V
AS PEDRAS DA GUIDA
Um dia, a minha irmã mais nova acordou
com a firme convicção de que tinha
despertado para as artes, nomeadamente, as artes plásticas .Então, muito
entusiasmada começou a pintar seixos da praia e a colá-los de modo a formar
bonequinhos. Era, pois urgente comercializar as pedrinhas para que aquela
vocação serôdea fosse rentável e confirmasse a veia artística. A minha mãe deu
uma ajuda preciosa: pediu aos donos da drogaria para porem na montra algumas
pedras. Talvez alguém se encantasse com
o produto e acabasse por comprar.
Passaram-se os dias e as pedrinhas
permaneciam na montra muito coloridas, muito airosas. A Guida começava, então,
a dar mostras do seu desânimo. Tão bonitas e ninguém se encantava. E o meu pai apercebeu-se daquela frustração
devastadora....
Um dia, alegria das alegrias, as
pedrinhas tinham saído da montra. Finalmente, alguém se tinha embevecido com
aquela arte pequenina e feito a felicidade da minha irmã.

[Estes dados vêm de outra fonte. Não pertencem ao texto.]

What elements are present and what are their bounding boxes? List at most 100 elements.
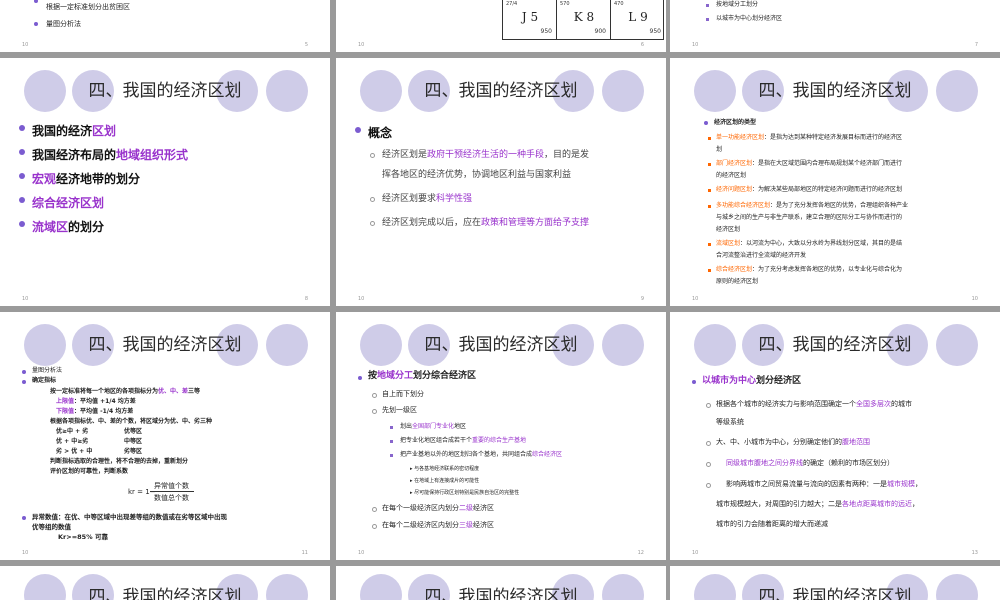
slide-title: 四、我国的经济区划 (758, 587, 912, 600)
slide-footer-left: 10 (358, 296, 365, 302)
slide-heading: 按地域分工划分综合经济区 (368, 371, 477, 381)
slide-text: 等级系统 (716, 418, 744, 426)
slide-page-number: 5 (304, 42, 308, 48)
slide-6[interactable]: 27/4 J 5 950 570 K 8 900 470 L 9 950 10 … (336, 0, 666, 52)
bullet-icon (372, 507, 377, 512)
bullet-icon (708, 137, 711, 140)
slide-15[interactable]: 四、我国的经济区划 (336, 566, 666, 600)
bullet-icon (706, 403, 711, 408)
bullet-item: 我国的经济区划 (19, 122, 320, 139)
slide-text: 自上而下划分 (382, 390, 424, 398)
slide-title: 四、我国的经济区划 (424, 81, 578, 101)
slide-page-number: 6 (640, 42, 644, 48)
slide-text: 大、中、小城市为中心，分别确定他们的腹地范围 (716, 438, 870, 446)
paragraph: 经济区划是政府干预经济生活的一种手段，目的是发 (382, 150, 590, 160)
type-item: 单一功能经济区划：是指为达到某种特定经济发展目标而进行的经济区 (716, 134, 903, 141)
cell-code: L 9 (628, 10, 648, 24)
slide-footer-left: 10 (692, 42, 699, 48)
slide-text: 判断指标选取的合理性，将不合理的去掉，重新划分 (50, 458, 189, 465)
slide-heading: 以城市为中心划分经济区 (702, 376, 802, 386)
bullet-icon (708, 189, 711, 192)
slide-text: 根据各个城市的经济实力与影响范围确定一个全国多层次的城市 (716, 400, 912, 408)
slide-text: 下限值：平均值 -1/4 均方差 (56, 408, 134, 415)
bullet-icon (708, 243, 711, 246)
slide-title: 四、我国的经济区划 (88, 81, 242, 101)
bullet-icon (370, 197, 375, 202)
cell-note: 570 (560, 1, 570, 7)
cell-note: 470 (614, 1, 624, 7)
list-heading: 经济区划的类型 (714, 119, 757, 126)
bullet-icon (22, 516, 26, 520)
slide-text: ▸ 与各基地经济联系的密切程度 (410, 466, 480, 472)
slide-10[interactable]: 四、我国的经济区划 经济区划的类型 单一功能经济区划：是指为达到某种特定经济发展… (670, 58, 1000, 306)
slide-text: 中等区 (124, 438, 143, 445)
paragraph: 经济区划要求科学性强 (382, 194, 473, 204)
cell-code: K 8 (573, 10, 595, 24)
slide-14[interactable]: 四、我国的经济区划 (0, 566, 330, 600)
slide-11[interactable]: 四、我国的经济区划 量图分析法 确定指标 按一定标准将每一个地区的各项指标分为优… (0, 312, 330, 560)
slide-text: ▸ 尽可能保持行政区划特别是民族自治区的完整性 (410, 490, 520, 496)
slide-9[interactable]: 四、我国的经济区划 概念 经济区划是政府干预经济生活的一种手段，目的是发 挥各地… (336, 58, 666, 306)
slide-footer-left: 10 (22, 550, 29, 556)
slide-text: 优等区 (124, 428, 143, 435)
slide-footer-left: 10 (22, 296, 29, 302)
slide-text: 量图分析法 (32, 367, 63, 374)
slide-16[interactable]: 四、我国的经济区划 (670, 566, 1000, 600)
type-item: 部门经济区划：是指在大区域范围内合理布局规划某个经济部门而进行 (716, 160, 903, 167)
table-cell: 27/4 J 5 950 (503, 0, 557, 40)
slide-7[interactable]: 按地域分工划分 以城市为中心划分经济区 10 7 (670, 0, 1000, 52)
slide-page-number: 12 (637, 550, 644, 556)
slide-footer-left: 10 (358, 550, 365, 556)
bullet-icon (22, 380, 26, 384)
slide-text: 劣等区 (124, 448, 143, 455)
bullet-icon (704, 121, 708, 125)
bullet-icon (706, 4, 709, 7)
type-item-cont: 划 (716, 146, 723, 153)
slide-text: 影响两城市之间贸易流量与流向的因素有两种：一是城市规模， (726, 480, 922, 488)
slide-text: 异常数值：在优、中等区域中出现差等组的数值或在劣等区域中出现 (32, 513, 227, 521)
bullet-icon (370, 153, 375, 158)
slide-footer-left: 10 (692, 550, 699, 556)
bullet-icon (390, 454, 393, 457)
slide-text: 量图分析法 (46, 20, 81, 28)
slide-sorter-grid: 根据一定标准划分出贫困区 量图分析法 10 5 27/4 J 5 950 570… (0, 0, 1000, 600)
slide-footer-left: 10 (358, 42, 365, 48)
slide-text: 劣 > 优 + 中 (56, 448, 93, 455)
bullet-icon (372, 409, 377, 414)
slide-title: 四、我国的经济区划 (88, 587, 242, 600)
slide-text: 先划一级区 (382, 406, 417, 414)
bullet-icon (34, 22, 38, 26)
paragraph: 挥各地区的经济优势，协调地区利益与国家利益 (382, 170, 572, 180)
cell-note: 27/4 (506, 1, 518, 7)
slide-text: 优≥中 + 劣 (56, 428, 89, 435)
bullet-item: 综合经济区划 (19, 194, 320, 211)
bullet-icon (708, 205, 711, 208)
slide-13[interactable]: 四、我国的经济区划 以城市为中心划分经济区 根据各个城市的经济实力与影响范围确定… (670, 312, 1000, 560)
cell-value: 900 (594, 28, 606, 35)
bullet-icon (708, 163, 711, 166)
slide-text: 以城市为中心划分经济区 (716, 15, 783, 22)
type-item: 经济问题区划：为解决某些局部地区的特定经济问题而进行的经济区划 (716, 186, 903, 193)
bullet-item: 我国经济布局的地域组织形式 (19, 146, 320, 163)
slide-text: 根据一定标准划分出贫困区 (46, 3, 130, 11)
type-item-cont: 合河流整治进行全流域的经济开发 (716, 252, 807, 259)
bullet-icon (372, 393, 377, 398)
bullet-icon (370, 221, 375, 226)
formula: kr = 1− 异常值个数 数值总个数 (128, 481, 208, 507)
slide-text: 在每个二级经济区内划分三级经济区 (382, 521, 494, 529)
type-item-cont: 与城乡之间的生产与非生产联系，建立合理的区际分工与协作而进行的 (716, 214, 903, 221)
slide-title: 四、我国的经济区划 (758, 81, 912, 101)
slide-12[interactable]: 四、我国的经济区划 按地域分工划分综合经济区 自上而下划分 先划一级区 划出全国… (336, 312, 666, 560)
slide-text: 优 + 中≥劣 (56, 438, 89, 445)
cell-value: 950 (540, 28, 552, 35)
bullet-icon (706, 441, 711, 446)
bullet-item: 宏观经济地带的划分 (19, 170, 320, 187)
bullet-icon (706, 18, 709, 21)
type-item: 流域区划：以河流为中心，大致以分水岭为界线划分区域，其目的是结 (716, 240, 903, 247)
slide-8[interactable]: 四、我国的经济区划 我国的经济区划 我国经济布局的地域组织形式 宏观经济地带的划… (0, 58, 330, 306)
slide-page-number: 13 (971, 550, 978, 556)
slide-5[interactable]: 根据一定标准划分出贫困区 量图分析法 10 5 (0, 0, 330, 52)
bullet-icon (692, 380, 696, 384)
slide-text: 确定指标 (32, 377, 57, 384)
bullet-icon (706, 483, 711, 488)
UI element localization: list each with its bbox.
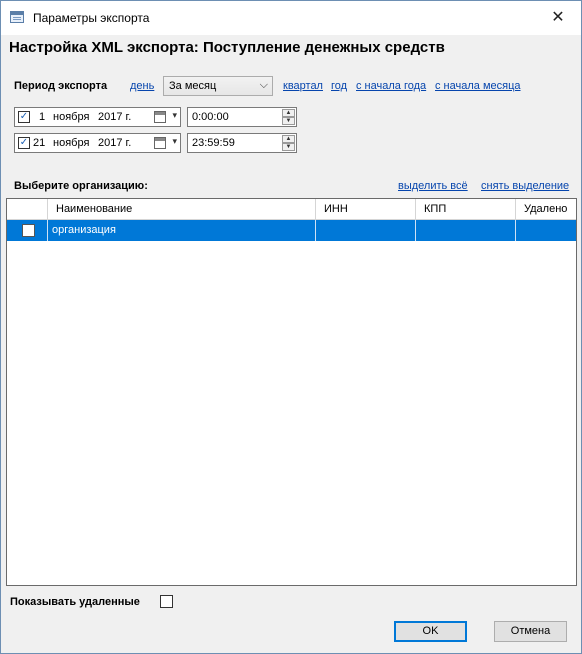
time-from-value: 0:00:00	[192, 111, 229, 123]
time-from-field[interactable]: 0:00:00 ▲ ▼	[187, 107, 297, 127]
table-row[interactable]: организация	[7, 220, 576, 241]
period-year-link[interactable]: год	[331, 80, 347, 92]
dropdown-arrow-icon[interactable]: ▾	[172, 136, 177, 147]
dropdown-arrow-icon[interactable]: ▾	[172, 110, 177, 121]
period-select[interactable]: За месяц ⌵	[163, 76, 273, 96]
calendar-icon[interactable]	[154, 111, 166, 123]
row-kpp[interactable]	[416, 220, 516, 241]
window-app-icon	[10, 11, 24, 23]
period-label: Период экспорта	[14, 80, 108, 92]
table-header-check	[7, 199, 48, 220]
org-label: Выберите организацию:	[14, 180, 148, 192]
period-month-start-link[interactable]: с начала месяца	[435, 80, 521, 92]
window-title: Параметры экспорта	[33, 11, 150, 25]
table-header: Наименование ИНН КПП Удалено	[7, 199, 576, 220]
time-to-field[interactable]: 23:59:59 ▲ ▼	[187, 133, 297, 153]
column-header-inn[interactable]: ИНН	[316, 199, 416, 220]
date-from-month: ноября	[53, 111, 90, 123]
row-check-cell	[7, 220, 48, 241]
row-checkbox[interactable]	[22, 224, 35, 237]
column-header-deleted[interactable]: Удалено	[516, 199, 576, 220]
ok-button[interactable]: OK	[394, 621, 467, 642]
date-from-day: 1	[39, 111, 46, 123]
chevron-down-icon: ⌵	[259, 79, 268, 91]
cancel-button[interactable]: Отмена	[494, 621, 567, 642]
date-to-picker[interactable]: ✓ 21 ноября 2017 г. ▾	[14, 133, 181, 153]
date-to-year: 2017 г.	[98, 137, 132, 149]
date-to-checkbox[interactable]: ✓	[18, 137, 30, 149]
row-name[interactable]: организация	[48, 220, 316, 241]
column-header-kpp[interactable]: КПП	[416, 199, 516, 220]
spin-down-icon[interactable]: ▼	[282, 117, 295, 125]
period-quarter-link[interactable]: квартал	[283, 80, 323, 92]
page-title: Настройка XML экспорта: Поступление дене…	[9, 39, 445, 56]
spin-down-icon[interactable]: ▼	[282, 143, 295, 151]
date-to-month: ноября	[53, 137, 90, 149]
select-all-link[interactable]: выделить всё	[398, 180, 468, 192]
close-icon[interactable]: ✕	[535, 1, 581, 35]
spin-up-icon[interactable]: ▲	[282, 135, 295, 143]
org-table[interactable]: Наименование ИНН КПП Удалено организация	[6, 198, 577, 586]
spin-up-icon[interactable]: ▲	[282, 109, 295, 117]
date-from-year: 2017 г.	[98, 111, 132, 123]
time-to-spinner[interactable]: ▲ ▼	[282, 135, 295, 151]
row-inn[interactable]	[316, 220, 416, 241]
date-to-day: 21	[33, 137, 46, 149]
date-from-picker[interactable]: ✓ 1 ноября 2017 г. ▾	[14, 107, 181, 127]
period-year-start-link[interactable]: с начала года	[356, 80, 426, 92]
export-dialog: Параметры экспорта ✕ Настройка XML экспо…	[0, 0, 582, 654]
show-deleted-checkbox[interactable]	[160, 595, 173, 608]
show-deleted-label: Показывать удаленные	[10, 596, 140, 608]
row-deleted[interactable]	[516, 220, 576, 241]
date-from-checkbox[interactable]: ✓	[18, 111, 30, 123]
deselect-all-link[interactable]: снять выделение	[481, 180, 569, 192]
time-from-spinner[interactable]: ▲ ▼	[282, 109, 295, 125]
time-to-value: 23:59:59	[192, 137, 235, 149]
period-day-link[interactable]: день	[130, 80, 154, 92]
title-bar: Параметры экспорта ✕	[1, 1, 581, 35]
calendar-icon[interactable]	[154, 137, 166, 149]
period-select-value: За месяц	[169, 80, 217, 92]
column-header-name[interactable]: Наименование	[48, 199, 316, 220]
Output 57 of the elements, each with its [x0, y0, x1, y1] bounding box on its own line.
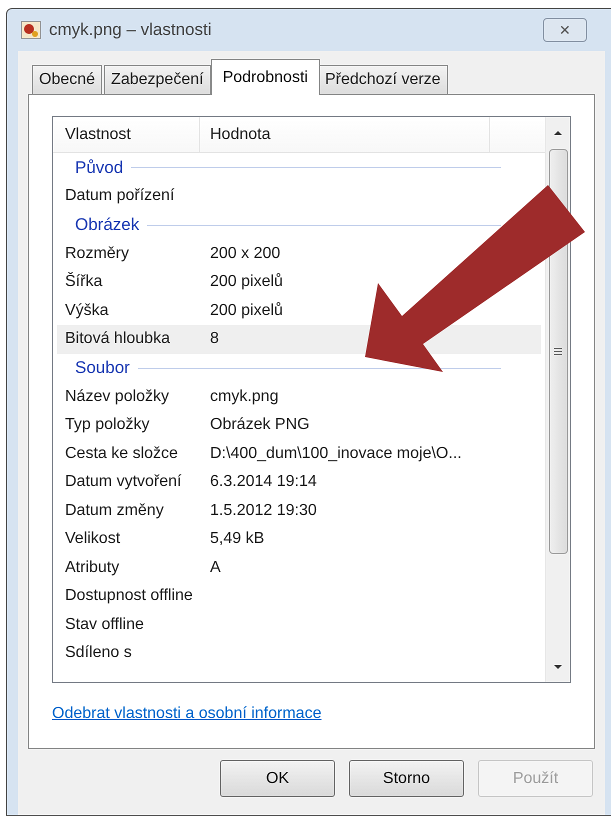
scrollbar[interactable] — [545, 117, 570, 682]
property-row[interactable]: Typ položky Obrázek PNG — [57, 411, 541, 440]
column-header[interactable]: Hodnota — [200, 117, 490, 152]
property-name: Dostupnost offline — [64, 586, 194, 606]
property-row[interactable]: Sdíleno s — [57, 639, 541, 668]
property-value: 5,49 kB — [209, 529, 264, 550]
property-value: A — [209, 558, 221, 578]
property-name: Sdíleno s — [64, 643, 133, 664]
tab[interactable]: Zabezpečení — [104, 65, 211, 95]
property-name: Stav offline — [64, 614, 145, 635]
property-row[interactable]: Datum změny 1.5.2012 19:30 — [57, 496, 541, 525]
property-row[interactable]: Stav offline — [57, 610, 541, 639]
property-name: Typ položky — [64, 415, 150, 436]
scroll-down-icon[interactable] — [553, 664, 563, 670]
image-file-icon — [21, 21, 41, 39]
column-header[interactable]: Vlastnost — [53, 117, 200, 152]
property-row[interactable]: Název položky cmyk.png — [57, 382, 541, 411]
property-row[interactable]: Atributy A — [57, 554, 541, 582]
property-value: 6.3.2014 19:14 — [209, 472, 317, 492]
property-value: cmyk.png — [209, 386, 278, 407]
property-name: Atributy — [64, 558, 120, 578]
property-row[interactable]: Výška 200 pixelů — [57, 296, 541, 325]
property-value: 8 — [209, 329, 219, 350]
property-name: Datum pořízení — [64, 186, 176, 206]
property-name: Cesta ke složce — [64, 444, 179, 464]
tab[interactable]: Podrobnosti — [210, 59, 320, 95]
scroll-up-icon[interactable] — [553, 130, 563, 136]
property-value: 200 pixelů — [209, 272, 283, 292]
window-title: cmyk.png – vlastnosti — [49, 19, 212, 42]
tab[interactable]: Obecné — [32, 65, 102, 95]
property-row[interactable]: Dostupnost offline — [57, 582, 541, 610]
property-name: Datum změny — [64, 500, 165, 521]
tab[interactable]: Předchozí verze — [318, 65, 448, 95]
property-name: Bitová hloubka — [64, 329, 171, 350]
property-value: 200 pixelů — [209, 300, 283, 321]
property-row[interactable]: Velikost 5,49 kB — [57, 525, 541, 554]
group-header: Soubor — [75, 357, 130, 380]
property-name: Rozměry — [64, 244, 130, 264]
property-name: Datum vytvoření — [64, 472, 182, 492]
property-row[interactable]: Šířka 200 pixelů — [57, 268, 541, 296]
group-header: Obrázek — [75, 214, 140, 236]
property-name: Název položky — [64, 386, 170, 407]
dialog-button[interactable]: Storno — [349, 760, 464, 797]
property-value: 200 x 200 — [209, 244, 280, 264]
property-name: Výška — [64, 300, 110, 321]
dialog-button[interactable]: OK — [220, 760, 335, 797]
property-row[interactable]: Datum vytvoření 6.3.2014 19:14 — [57, 468, 541, 496]
property-value: Obrázek PNG — [209, 415, 310, 436]
property-row[interactable]: Cesta ke složce D:\400_dum\100_inovace moje\O... — [57, 440, 541, 468]
close-button[interactable]: ✕ — [543, 18, 587, 42]
group-header: Původ — [75, 156, 124, 179]
property-name: Velikost — [64, 529, 122, 550]
property-value: 1.5.2012 19:30 — [209, 500, 317, 521]
property-value: D:\400_dum\100_inovace moje\O... — [209, 444, 462, 464]
grip-icon — [554, 348, 562, 355]
remove-properties-link[interactable]: Odebrat vlastnosti a osobní informace — [52, 702, 322, 726]
property-name: Šířka — [64, 271, 104, 292]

Mais tarde, viemos a encontrá-las numa
gaveta da secretária do meu pai. Afinal o misterioso e generoso comprador tinha
sido ele, o meu pai. Comprou todo o lote das pedrinhas tão-somente para fazer a
Guida feliz!
VI
ROSA MOTA
Apesar de ser uma pessoa muito divertida
era, incrivelmente pessimista e, em
determinados momentos chegava a ser muito derrotista.
Nos Jogos Olímpicos de Seul, em 1988, a Rosa Mota corria a
Maratona. As expectativas eram enormes, mas uma medalha de ouro era uma medalha
de ouro...se ganhássemos o bronze como em 1984 já não era mau...
Aconteceu que a Rosa Mota começa a
destacar-se na recta final e a aproximar-se do estádio olímpico em 1º lugar. E
já dentro, corria na pista em primeiríssimo lugar, destacada das restantes
atletas e o meu pai :
_ Não vai chegar, não pode ser! Vai
desmaiar.
_ Papá, ela já lá está, já ganhou.
Só mesmo ouvir o hino o convenceu da vitória.
VII
O CEGO DO MERCADO DE SANTANA
Era habitual, o meu pai ir comprar o
jornal ao Sr.Augusto dos jornais frente ao antigo BNU na rotunda do Mercado de
Santana. Aí havia uma passadeira que ligava, precisamente o passeio do BNU ao
quiosque do Sr. Augusto.
Então uma tarde, ao circundar a rotunda
para cumprir o ritual: comprar a Capital e o Diário de Lisboa, surge um cego
numa das extremidades da dita passadeira, à espera que alguém o ajudasse a
atravessar a rua.( há 40 anos não havia qualquer tipo de ajudas para os
invisuais andarem sozinhos na rua) Sem dizer nada, o meu pai parou o carro,
saiu, deu a mão ao cego e atravessou-o. Comprou os jornais e voltou a entrar no
carro. Pô-lo a trabalhar e sem nada dizer, continuámos o nosso passeio..
VIII
VEGETAISI
Certo dia, um casal de velhinhos veio
viver para o apartamento ao lado do nosso. Eram o Sr. Benjamim e a D. Alice,
ambos vegetarianos. Passados alguns anos, o Sr. Benjamim ficou viúvo. Ora, o
meu pai achava que ele era um bom partido para a nossa empregada, na altura
divorciada e com sérias dificuldades financeiras.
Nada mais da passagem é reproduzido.